Wed Nov 6 01:47:40 PST 2024

================
@@ -1250,6 +1249,79 @@ static LogicalResult allocAndInitializeReductionVars(
   return success();
 }
 
+/// Allocate delayed private variables. Returns the basic block which comes
+/// after all of these allocations. llvm::Value * for each of these private
+/// variables are populated in llvmPrivateVars.
+template <class OP>
+static llvm::Expected<llvm::BasicBlock *>
+allocatePrivateVars(OP opInst, llvm::IRBuilderBase &builder,
+                    LLVM::ModuleTranslation &moduleTranslation,
+                    MutableArrayRef<BlockArgument> privateBlockArgs,
+                    MutableArrayRef<omp::PrivateClauseOp> privateDecls,
+                    llvm::SmallVector<llvm::Value *> &llvmPrivateVars,
+                    const llvm::OpenMPIRBuilder::InsertPointTy &allocaIP) {
+  // Allocate private vars
+  llvm::BranchInst *allocaTerminator =
+      llvm::cast<llvm::BranchInst>(allocaIP.getBlock()->getTerminator());
+  builder.SetInsertPoint(allocaTerminator);
+  assert(allocaTerminator->getNumSuccessors() == 1 &&
+         "This is an unconditional branch created by OpenMPIRBuilder");
+  llvm::BasicBlock *afterAllocas = allocaTerminator->getSuccessor(0);
+
+  // FIXME: Some of the allocation regions do more than just allocating.
+  // They read from their block argument (amongst other non-alloca things).
+  // When OpenMPIRBuilder outlines the parallel region into a different
+  // function it places the loads for live in-values (such as these block
+  // arguments) at the end of the entry block (because the entry block is
+  // assumed to contain only allocas).
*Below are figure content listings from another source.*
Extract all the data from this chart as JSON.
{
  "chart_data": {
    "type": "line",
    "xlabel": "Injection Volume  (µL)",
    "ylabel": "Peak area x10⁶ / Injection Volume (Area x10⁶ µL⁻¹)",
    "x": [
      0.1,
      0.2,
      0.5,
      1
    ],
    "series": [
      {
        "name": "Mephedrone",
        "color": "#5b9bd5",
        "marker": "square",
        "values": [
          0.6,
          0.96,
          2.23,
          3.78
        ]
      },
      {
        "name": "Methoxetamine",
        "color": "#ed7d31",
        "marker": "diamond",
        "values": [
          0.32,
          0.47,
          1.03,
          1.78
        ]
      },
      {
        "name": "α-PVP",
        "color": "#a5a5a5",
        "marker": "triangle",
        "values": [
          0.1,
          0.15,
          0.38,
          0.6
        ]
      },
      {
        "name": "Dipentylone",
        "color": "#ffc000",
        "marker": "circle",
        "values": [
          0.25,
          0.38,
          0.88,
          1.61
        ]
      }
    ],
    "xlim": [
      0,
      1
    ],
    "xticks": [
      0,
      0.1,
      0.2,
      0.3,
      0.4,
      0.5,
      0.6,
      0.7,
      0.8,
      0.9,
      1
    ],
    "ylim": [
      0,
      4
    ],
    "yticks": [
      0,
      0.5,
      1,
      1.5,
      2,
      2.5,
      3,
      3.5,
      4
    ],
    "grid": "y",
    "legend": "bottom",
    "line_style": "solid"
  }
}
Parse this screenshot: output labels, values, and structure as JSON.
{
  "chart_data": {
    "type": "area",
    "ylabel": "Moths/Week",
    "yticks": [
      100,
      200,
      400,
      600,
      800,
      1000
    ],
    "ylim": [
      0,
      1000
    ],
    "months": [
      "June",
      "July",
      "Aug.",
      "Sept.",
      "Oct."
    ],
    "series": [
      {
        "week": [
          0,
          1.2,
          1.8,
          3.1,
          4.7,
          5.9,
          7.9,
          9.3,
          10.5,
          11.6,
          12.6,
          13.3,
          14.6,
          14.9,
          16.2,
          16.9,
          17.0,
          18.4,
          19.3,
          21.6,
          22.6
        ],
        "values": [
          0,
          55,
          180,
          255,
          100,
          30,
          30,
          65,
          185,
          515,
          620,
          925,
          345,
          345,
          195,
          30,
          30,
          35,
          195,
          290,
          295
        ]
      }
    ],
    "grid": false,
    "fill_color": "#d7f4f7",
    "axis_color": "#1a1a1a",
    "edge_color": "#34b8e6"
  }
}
Therefore, if we put these complicated
+  // alloc blocks in the entry block, these will not dominate the availability
+  // of the live-in values they are using. Fix this by adding a latealloc
+  // block after the entry block to put these in (this also helps to avoid
+  // mixing non-alloca code with allocas).
+  // Alloc regions which do not use the block argument can still be placed in
+  // the entry block (therefore keeping the allocas together).
+  llvm::BasicBlock *privAllocBlock = nullptr;
+  if (!privateBlockArgs.empty())
+    privAllocBlock = splitBB(builder, true, "omp.private.latealloc");
+  for (unsigned i = 0; i < privateBlockArgs.size(); ++i) {
+    Region &allocRegion = privateDecls[i].getAllocRegion();
+
+    // map allocation region block argument
+    llvm::Value *nonPrivateVar =
+        moduleTranslation.lookupValue(opInst.getPrivateVars()[i]);
+    assert(nonPrivateVar);
+    moduleTranslation.mapValue(privateDecls[i].getAllocMoldArg(),
+                               nonPrivateVar);
+
+    // in-place convert the private allocation region
+    SmallVector<llvm::Value *, 1> phis;
+    if (privateDecls[i].getAllocMoldArg().getUses().empty()) {
+      // TODO this should use
+      // allocaIP.getBlock()->getFirstNonPHIOrDbgOrAlloca() so it goes before
+      // the code for fetching the thread id. Not doing this for now to avoid
+      // test churn.
----------------
NimishMishra wrote:

I may have missed something obvious here, but what is the exact issue here?

https://github.com/llvm/llvm-project/pull/114785